Dr. Peter Green, a Professor of Clinical Medicine, Director of the Celiac Disease Center at Columbia University College of Physicians and Surgeons, suspects that JFK was the victim of celiac disease an undiagnosed disease common to the Irish.
Green recently wrote in History News Network that Kennedy’s Irish heritage may have played a part in the disease, noting that it is more highly associated with Irish than many other races. The article was later picked up by our sister publication Irish America Magazine.
Green wrote, “John F. Kennedy’s long-standing medical problems started in childhood. In Kennedy’s adolescence, gastrointestinal symptoms, weight and growth problems as well as fatigue were described. Later in life, he suffered from abdominal pain, diarrhea, weight loss, osteoporosis, migraine and Addison’s disease. Chronic back problems, due to osteoporosis, resulted in several operations and required medications for chronic pain.
Green says that by the standards of the time Kennedy was extensively assessed. ”He was extensively evaluated in major medical centers including the Mayo Clinic and hospitals in Boston, New Haven and New York. Among the multiple diagnoses were ulcers, colitis, spastic colitis, irritable bowel syndrome, and food allergies. His medications included corticosteroids, antispasmotics, Metamucil and Lomotil.
However, while it is not clear that his physicians obtained a definitive diagnosis, a review of his medical history raises the possibility that JFK had celiac disease.
Green explains how celiac disease happens. “Celiac disease is caused by ingestion of gluten, which is the main protein component of wheat and related cereals, rye and barley. The small intestine develops villous atrophy that results in difficulties in the absorption of nutrients. Diarrhea and abdominal pain are common symptoms. Elimination of gluten from the diet results in resolution of the inflammatory condition in the intestine and the associated symptoms and prevention of the complications of the disease. A life-long gluten free diet is then required. People with celiac disease, providing they adhere to the diet have normal longevity.
Green notes it often occurs early in life. ”Celiac disease can present at any age. In infancy and childhood it may cause chronic diarrhea and abdominal pain, in addition to growth, behavioral and developmental problems. In older individuals the presentation of celiac disease is frequently due to the development of complications of the disease. These include anemia, osteoporosis, skin rashes or neurologic problems. The neurologic problems include neuropathy, epilepsy, ataxia (balance disorders) and migraine.

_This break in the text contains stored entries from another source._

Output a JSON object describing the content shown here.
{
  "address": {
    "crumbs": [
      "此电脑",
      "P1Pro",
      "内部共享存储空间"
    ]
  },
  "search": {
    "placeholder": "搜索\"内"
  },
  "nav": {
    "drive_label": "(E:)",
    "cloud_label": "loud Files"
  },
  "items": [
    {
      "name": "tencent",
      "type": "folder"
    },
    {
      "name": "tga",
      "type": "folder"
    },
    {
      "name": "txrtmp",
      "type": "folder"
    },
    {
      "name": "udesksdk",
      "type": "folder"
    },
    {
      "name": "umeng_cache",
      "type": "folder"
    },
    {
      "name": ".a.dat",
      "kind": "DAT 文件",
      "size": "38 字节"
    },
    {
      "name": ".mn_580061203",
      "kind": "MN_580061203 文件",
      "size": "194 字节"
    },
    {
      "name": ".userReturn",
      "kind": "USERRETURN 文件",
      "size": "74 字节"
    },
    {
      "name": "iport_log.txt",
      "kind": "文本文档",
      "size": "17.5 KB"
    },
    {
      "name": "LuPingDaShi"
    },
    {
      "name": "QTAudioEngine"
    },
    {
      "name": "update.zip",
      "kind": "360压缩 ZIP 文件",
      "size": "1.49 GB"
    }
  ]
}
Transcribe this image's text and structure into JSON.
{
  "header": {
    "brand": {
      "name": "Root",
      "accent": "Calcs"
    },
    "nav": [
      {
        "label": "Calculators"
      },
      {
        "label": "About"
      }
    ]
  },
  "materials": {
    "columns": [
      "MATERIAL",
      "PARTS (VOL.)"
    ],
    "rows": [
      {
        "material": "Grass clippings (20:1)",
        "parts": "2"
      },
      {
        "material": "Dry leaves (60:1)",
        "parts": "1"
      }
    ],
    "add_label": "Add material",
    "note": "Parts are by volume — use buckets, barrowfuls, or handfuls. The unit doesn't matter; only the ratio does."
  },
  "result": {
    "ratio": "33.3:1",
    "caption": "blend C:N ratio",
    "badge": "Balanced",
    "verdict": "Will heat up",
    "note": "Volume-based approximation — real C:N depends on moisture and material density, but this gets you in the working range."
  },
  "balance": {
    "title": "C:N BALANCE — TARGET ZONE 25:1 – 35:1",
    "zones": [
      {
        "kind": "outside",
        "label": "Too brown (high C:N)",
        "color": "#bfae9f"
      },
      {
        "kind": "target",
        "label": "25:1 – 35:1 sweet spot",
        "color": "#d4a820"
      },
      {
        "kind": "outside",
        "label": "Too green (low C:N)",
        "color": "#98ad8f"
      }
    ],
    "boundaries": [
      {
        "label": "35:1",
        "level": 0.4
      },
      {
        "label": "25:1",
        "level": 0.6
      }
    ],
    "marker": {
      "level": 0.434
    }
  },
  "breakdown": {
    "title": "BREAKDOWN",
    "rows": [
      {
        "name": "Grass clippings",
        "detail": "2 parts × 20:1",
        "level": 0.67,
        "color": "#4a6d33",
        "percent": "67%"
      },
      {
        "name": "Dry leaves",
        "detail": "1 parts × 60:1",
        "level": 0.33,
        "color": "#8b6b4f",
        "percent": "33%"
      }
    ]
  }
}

While the disease is more common in females, men are affected as well. Osteoporosis is common in patients with celiac disease; men often are more severely affected than women. Gastrointestinal symptoms in celiac disease persist for many years prior to diagnosis and are often attributed to an irritable bowel syndrome or spastic colitis.
Autoimmune disorders occur more frequently in patients with celiac disease than the general population by a factor of ten. Frequently, the autoimmune disorder assumes greater clinical significance than the celiac disease and, as a result, is diagnosed first. The associated autoimmune disorders include thyroid dysfunction, psoriasis, dermatitis herpetiformis (an intensely itchy skin rash), Sjogren’s syndrome, and Addison’s disease. Relatives of patients with celiac disease have a greater risk, not only of celiac disease, but also of other autoimmune diseases.
As to the Irish connection, Green says Kennedy may well have been more susceptible because of his heritage.
“Celiac disease was formerly considered a rare disease of childhood. It is now recognized as being very common in those of European descent, one of the most common genetically determined conditions physicians will encounter. Recent studies have demonstrated the country with the greatest prevalence to be Ireland.
In Belfast, one in every 122 have the illness. The prominent familial association of the disease indicated by the occurrence in one of ten first degree relatives and in 80 percent of identical twins points to a genetic component of the disease. However, the actual genes responsible for the disease have not been discovered, though many groups are working on the problem. It is known that there is a strong association with specific HLA genes that are required for the disease to occur, but are themselves not sufficient for the disease to be manifested.
Kennedy’s Irish heritage, long duration of gastrointestinal complaints (since childhood), diagnosis of irritable bowel syndrome and migraine, presence of severe osteoporosis, and the development of Addison’s disease all lead to a presumptive diagnosis of celiac disease. Kennedy was given steroids for his problems. Steroid use is associated with the development of osteoporosis and Addison’s disease.